Tutunmak istemişti Kyungsoo bir yerlere, ya da uyanmak istemişti bu çirkin rüyadan. Beyni bunun bir yanılsama olduğunu ruha anlatmak için bir gerçeklik aramaya başladı. O ses, uzaktan oğluyla konuşan bir anneye ait olmalıydı, bu kadın bedeni sadece bir ağaçtı.. Buna inanmak istiyordu Kyungsoo'nun beyni ama olmuyordu. Gerçeklik bu kadar yakınken kendisine, yalanlara uzanamıyordu. Yutkundu Kyungsoo, çizgi dizilerde olduğu gibi bir anda bütün evren yok olmuştu, karanlık bir hiçlikte spot ışığının altında duruyordu sanki. Hiçbir şey yapamıyordu, tek bir söz söyleyemiyordu. Dona kalmıştı öylece, gözlerini bile kırpamıyordu.
'' Oğlum? ''
Kyungsoo, yeniden duyduğu o yumuşak sesle kendine gelmişti. Tekerlekli sandalyede oturan küçük kız ve yanındaki ailesine, bankta kahve içen arkadaşlara, kol kola girmiş yürüyen yaşlı çifte ve hastaneye girip çıkan insanlara bakmıyordu bile kadın, doğrudan Kyungsoo'ya bakıyordu. Pişmanlık dolu gözlerle, koşup sarılmak istesen hislerle bakıyordu. Kaçırmıştı gözlerini Kyungsoo kadından, ayaklarına odaklamıştı. Garipti, garip hissediyordu. Ne demesi gerekiyordu, ya da ne yapması? Belki yürüyüp gitmeliydi sadece, bir hayale bakmaktan vazgeçip. Veya cesur olup konuşmalıydı neler döndüğünü anlamak için.
'' Kyungsoo, oğlum? ''
'' A... A.. ''
Kelimeler çıkmıyordu dudaklarının arasından, nefesi dönmüyordu eski haline. Bir şakadan ibaret olduğunu düşünüyordu Kyungsoo, pis bir şaka. Pis bir şaka olduğunu düşününce aklına gelen tek bir kişi olmuştu. Sehun..
'' Kimsin? ''
Sonunda konuşabilmişti kanayan ruhunu bir kenara bırakıp. Ruhunun kan damlalarının gözünden akmaması için Jongin'i düşünmeye çalışmıştı, olmamıştı ama.. Düşünebildiği tek şey kendisine benzeyen o kadındı.. Kendisi gibi bakan, kendisi gibi gülümseyen bir kadın..

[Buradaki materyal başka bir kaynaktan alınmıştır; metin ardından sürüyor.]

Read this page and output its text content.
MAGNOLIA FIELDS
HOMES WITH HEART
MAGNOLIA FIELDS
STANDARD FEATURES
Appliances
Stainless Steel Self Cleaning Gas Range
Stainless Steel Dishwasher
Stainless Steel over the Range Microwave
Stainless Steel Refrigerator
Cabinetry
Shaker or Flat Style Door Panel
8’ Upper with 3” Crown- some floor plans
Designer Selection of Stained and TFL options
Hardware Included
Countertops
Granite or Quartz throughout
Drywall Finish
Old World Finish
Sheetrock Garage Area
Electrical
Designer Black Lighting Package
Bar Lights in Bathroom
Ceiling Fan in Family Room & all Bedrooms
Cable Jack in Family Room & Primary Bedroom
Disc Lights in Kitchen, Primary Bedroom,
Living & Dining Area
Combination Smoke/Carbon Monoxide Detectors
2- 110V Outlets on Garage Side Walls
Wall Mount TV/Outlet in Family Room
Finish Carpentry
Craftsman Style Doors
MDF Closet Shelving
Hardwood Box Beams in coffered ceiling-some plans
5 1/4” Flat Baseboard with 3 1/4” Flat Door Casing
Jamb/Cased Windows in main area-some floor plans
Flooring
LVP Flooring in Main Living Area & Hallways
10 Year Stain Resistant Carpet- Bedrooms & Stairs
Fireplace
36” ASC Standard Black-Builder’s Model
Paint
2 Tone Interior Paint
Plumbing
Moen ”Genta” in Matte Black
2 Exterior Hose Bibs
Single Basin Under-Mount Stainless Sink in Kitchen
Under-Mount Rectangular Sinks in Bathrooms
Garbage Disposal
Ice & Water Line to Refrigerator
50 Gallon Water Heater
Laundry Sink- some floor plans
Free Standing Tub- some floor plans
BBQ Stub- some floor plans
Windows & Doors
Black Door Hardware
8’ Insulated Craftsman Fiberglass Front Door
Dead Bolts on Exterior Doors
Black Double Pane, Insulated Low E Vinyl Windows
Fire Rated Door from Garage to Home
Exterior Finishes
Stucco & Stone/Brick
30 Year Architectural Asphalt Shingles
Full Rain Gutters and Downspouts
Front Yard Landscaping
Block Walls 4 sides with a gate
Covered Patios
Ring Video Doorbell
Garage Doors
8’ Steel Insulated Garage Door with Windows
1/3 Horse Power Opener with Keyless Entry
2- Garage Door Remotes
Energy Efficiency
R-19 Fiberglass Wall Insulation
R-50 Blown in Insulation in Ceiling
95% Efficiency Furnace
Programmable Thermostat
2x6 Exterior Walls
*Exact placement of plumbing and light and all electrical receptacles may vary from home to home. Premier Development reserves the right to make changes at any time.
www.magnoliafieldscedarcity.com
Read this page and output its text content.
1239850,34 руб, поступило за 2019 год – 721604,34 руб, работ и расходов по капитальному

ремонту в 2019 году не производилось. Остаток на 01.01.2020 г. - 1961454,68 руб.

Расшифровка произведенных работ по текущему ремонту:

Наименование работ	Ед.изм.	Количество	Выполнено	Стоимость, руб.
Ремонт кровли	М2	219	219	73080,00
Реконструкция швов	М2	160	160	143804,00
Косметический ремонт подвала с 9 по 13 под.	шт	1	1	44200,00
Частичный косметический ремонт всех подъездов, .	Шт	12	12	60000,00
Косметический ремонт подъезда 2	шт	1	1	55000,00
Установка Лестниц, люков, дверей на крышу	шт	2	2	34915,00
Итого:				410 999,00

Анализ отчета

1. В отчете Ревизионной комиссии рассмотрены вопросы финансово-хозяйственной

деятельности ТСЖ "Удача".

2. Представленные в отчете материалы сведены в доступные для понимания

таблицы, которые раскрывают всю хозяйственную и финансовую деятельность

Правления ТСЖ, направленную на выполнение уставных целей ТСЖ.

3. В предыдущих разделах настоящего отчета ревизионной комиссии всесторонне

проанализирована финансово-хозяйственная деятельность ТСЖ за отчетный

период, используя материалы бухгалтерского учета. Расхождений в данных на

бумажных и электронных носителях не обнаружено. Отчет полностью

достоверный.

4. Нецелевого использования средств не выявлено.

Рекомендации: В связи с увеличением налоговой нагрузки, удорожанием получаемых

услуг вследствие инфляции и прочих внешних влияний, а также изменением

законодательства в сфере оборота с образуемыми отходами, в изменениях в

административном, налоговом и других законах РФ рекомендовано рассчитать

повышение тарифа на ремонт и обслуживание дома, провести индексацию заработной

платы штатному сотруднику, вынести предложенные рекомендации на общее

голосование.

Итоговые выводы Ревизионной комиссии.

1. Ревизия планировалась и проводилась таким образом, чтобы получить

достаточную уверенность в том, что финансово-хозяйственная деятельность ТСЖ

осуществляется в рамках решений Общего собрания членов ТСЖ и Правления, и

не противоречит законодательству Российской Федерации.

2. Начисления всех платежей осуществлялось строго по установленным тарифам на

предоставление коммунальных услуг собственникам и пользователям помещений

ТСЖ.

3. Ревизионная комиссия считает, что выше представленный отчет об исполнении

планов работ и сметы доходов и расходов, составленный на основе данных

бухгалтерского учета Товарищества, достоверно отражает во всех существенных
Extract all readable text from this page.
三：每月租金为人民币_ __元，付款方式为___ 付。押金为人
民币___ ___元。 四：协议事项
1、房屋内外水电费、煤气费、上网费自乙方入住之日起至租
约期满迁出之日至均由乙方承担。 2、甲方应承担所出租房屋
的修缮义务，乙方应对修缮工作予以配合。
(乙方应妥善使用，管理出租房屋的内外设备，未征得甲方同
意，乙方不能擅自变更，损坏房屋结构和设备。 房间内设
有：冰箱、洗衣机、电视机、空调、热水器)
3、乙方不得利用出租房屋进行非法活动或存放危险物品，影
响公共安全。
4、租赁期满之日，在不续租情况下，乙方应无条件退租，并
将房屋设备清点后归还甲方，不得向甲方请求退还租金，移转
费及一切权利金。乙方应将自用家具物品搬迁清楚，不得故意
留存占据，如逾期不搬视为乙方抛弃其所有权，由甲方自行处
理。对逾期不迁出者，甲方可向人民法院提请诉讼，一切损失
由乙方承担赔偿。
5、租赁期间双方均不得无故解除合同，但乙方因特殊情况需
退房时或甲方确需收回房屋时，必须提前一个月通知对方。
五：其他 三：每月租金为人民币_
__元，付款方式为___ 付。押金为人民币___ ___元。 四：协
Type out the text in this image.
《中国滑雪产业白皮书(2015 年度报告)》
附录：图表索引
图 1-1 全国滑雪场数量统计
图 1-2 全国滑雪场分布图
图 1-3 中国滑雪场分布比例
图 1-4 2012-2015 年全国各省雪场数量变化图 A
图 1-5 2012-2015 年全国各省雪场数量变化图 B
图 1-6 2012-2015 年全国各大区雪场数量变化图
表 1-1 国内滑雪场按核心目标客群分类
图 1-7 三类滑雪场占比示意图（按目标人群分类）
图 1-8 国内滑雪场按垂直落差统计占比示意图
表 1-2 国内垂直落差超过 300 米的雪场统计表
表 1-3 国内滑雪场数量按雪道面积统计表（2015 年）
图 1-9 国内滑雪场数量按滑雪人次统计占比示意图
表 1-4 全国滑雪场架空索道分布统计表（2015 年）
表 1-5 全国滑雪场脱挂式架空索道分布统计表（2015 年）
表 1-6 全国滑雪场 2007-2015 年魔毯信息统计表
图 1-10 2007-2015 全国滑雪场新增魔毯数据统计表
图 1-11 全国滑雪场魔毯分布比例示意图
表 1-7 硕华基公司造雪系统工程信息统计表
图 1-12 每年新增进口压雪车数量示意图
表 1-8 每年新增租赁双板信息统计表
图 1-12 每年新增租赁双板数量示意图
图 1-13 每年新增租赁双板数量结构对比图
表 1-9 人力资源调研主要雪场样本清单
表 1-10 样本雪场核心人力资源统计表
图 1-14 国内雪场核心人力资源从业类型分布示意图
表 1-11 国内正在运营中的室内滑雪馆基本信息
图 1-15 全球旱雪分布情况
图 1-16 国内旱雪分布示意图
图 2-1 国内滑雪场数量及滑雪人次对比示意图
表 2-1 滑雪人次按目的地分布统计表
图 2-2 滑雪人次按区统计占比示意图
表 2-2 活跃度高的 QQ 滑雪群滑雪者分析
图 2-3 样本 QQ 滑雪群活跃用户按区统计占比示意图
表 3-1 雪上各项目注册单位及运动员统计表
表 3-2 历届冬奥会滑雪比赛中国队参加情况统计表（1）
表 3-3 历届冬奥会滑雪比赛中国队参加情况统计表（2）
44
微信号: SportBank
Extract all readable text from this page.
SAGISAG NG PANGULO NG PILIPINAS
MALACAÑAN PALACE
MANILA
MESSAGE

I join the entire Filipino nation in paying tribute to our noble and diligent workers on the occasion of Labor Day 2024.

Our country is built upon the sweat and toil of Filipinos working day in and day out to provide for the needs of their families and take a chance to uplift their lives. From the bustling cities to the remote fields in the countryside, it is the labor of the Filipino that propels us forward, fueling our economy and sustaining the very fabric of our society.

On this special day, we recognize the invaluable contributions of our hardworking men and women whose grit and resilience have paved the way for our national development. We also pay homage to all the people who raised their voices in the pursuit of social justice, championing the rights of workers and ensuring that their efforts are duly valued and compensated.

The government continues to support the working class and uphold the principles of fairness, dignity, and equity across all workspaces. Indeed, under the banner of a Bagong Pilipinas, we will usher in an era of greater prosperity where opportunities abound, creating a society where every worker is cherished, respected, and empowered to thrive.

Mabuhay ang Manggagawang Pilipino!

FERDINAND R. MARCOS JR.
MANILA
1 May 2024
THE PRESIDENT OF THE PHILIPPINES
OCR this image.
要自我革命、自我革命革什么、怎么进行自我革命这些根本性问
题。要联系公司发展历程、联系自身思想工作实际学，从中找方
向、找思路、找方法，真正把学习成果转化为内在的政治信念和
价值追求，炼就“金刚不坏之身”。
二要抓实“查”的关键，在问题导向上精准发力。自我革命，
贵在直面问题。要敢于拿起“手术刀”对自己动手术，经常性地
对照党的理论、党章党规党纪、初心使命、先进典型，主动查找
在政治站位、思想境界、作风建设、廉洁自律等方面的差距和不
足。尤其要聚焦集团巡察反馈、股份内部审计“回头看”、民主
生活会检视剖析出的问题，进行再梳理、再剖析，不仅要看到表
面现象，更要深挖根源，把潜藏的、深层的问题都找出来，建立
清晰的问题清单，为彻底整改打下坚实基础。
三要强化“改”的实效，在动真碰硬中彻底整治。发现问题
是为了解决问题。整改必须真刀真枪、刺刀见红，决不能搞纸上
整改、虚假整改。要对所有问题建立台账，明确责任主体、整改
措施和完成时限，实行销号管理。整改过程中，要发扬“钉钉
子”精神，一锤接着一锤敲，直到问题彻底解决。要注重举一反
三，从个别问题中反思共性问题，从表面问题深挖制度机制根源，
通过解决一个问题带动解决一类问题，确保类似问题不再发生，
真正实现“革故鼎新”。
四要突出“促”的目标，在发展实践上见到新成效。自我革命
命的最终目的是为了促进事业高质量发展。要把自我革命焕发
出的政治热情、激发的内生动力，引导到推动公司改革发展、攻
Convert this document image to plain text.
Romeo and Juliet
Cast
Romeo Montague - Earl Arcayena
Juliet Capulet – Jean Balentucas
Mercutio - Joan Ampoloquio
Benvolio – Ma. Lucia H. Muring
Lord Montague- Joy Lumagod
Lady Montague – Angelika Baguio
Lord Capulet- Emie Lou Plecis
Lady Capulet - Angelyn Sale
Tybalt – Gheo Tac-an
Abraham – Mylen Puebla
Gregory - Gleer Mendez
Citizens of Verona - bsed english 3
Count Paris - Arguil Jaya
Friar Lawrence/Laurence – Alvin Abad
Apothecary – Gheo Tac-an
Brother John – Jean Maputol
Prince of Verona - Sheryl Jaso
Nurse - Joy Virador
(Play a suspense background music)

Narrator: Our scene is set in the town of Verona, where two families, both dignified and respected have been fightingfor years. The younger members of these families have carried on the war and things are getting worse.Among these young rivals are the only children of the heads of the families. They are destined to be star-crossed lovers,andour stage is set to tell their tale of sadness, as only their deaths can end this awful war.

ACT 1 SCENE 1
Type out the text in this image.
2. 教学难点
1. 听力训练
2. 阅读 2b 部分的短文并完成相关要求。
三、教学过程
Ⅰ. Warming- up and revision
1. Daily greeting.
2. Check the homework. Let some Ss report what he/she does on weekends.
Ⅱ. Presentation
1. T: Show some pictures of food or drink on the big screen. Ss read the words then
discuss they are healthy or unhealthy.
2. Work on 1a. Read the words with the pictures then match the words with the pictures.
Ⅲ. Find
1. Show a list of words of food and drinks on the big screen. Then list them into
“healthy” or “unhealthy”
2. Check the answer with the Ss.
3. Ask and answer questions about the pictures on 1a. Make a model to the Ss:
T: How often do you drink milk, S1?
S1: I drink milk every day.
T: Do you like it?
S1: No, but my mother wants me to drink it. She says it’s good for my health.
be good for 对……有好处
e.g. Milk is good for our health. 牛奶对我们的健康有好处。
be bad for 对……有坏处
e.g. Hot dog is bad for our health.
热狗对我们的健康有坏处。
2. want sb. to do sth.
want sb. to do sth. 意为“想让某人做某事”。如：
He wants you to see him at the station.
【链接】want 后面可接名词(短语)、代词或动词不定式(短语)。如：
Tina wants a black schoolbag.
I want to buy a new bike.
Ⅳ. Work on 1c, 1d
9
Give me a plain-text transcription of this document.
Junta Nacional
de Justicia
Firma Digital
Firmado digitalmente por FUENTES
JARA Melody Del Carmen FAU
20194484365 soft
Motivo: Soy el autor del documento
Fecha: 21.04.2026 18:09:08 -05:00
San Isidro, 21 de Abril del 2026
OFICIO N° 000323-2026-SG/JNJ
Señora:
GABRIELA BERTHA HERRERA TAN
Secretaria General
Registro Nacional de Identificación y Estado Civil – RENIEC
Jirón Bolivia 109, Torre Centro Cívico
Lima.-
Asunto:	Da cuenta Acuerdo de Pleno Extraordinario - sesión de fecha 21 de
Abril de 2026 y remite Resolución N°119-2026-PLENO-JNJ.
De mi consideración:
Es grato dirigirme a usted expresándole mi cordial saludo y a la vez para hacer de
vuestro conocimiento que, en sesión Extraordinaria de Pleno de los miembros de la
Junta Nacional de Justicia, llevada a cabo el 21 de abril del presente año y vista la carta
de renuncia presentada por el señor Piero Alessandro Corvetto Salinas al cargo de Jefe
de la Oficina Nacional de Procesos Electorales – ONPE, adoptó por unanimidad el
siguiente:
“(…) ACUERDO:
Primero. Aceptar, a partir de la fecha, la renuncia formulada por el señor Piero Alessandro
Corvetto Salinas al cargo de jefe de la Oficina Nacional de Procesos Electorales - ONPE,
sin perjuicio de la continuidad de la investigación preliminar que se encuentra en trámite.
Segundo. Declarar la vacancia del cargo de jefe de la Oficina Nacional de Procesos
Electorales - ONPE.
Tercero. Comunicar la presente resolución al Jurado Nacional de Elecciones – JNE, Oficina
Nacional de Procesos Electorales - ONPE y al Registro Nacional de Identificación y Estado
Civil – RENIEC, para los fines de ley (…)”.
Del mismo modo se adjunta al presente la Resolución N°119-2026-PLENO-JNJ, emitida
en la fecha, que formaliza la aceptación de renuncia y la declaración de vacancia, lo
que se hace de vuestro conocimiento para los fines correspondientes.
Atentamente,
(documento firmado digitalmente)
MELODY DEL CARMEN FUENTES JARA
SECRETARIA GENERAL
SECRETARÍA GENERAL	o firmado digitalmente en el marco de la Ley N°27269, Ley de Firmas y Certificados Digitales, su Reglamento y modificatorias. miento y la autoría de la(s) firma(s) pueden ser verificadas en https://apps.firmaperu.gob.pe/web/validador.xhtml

'' Bu kadar geç tanıştığımız için özür dilerim oğlum. ''
'' Oğlum? ''
'' Evet Kyungsoo, oğlum. şaşırdın biliyorum ama anlatacağım her şeyi. ''
'' Benim annem öldü. ''
'' Öldüğü söylendi. ''
'' Ama benim annem öldü. ''
'' Bunu kabullenmek senin için zor ama beni dinleyince anlayacaksın. şu banka oturalım sana her şeyi anlatacağım. ''
Kyungsoo derin bir nefes alıp ilerlemişti annesi olduğunu iddia ettiği kadının arkasından hastanenin en uç köşesindeki banka. Morga yakın olduğu için kimsenin oturmadığı, o buz gibi esintinin olduğu banka oturup gözlerini ilerideki bir ağaca odaklamıştı Kyungsoo. Neden burada oturup o'nu dinleyeceğini bilmiyordu, sadece bir anlığına annesi olabileceği düşüncesi kalbini ısıtmıştı. Kadının oğlum derken içini ısıtan o hissin nedenini öğrenmek istedi, kendisine bakarken neden bu kadar yumuşak baktığını öğrenmek istedi.. Annesi olup olmadığını öğrenmek istedi sadece. Hep eksikliğini hissettiği o sevgiyi öğrenmeyi istedi bir anlığına. Kadın Kyungsoo'nun saçlarını okşamak için elini Kyungsoo'ya doğru uzatmıştı.. Bunu yapacak cesareti bulamayıp çekmişti geri, çantasının kulpuyla oynamıştı birkaç saniye.. Sessizliği bozacak doğru kelimeleri arıyordu..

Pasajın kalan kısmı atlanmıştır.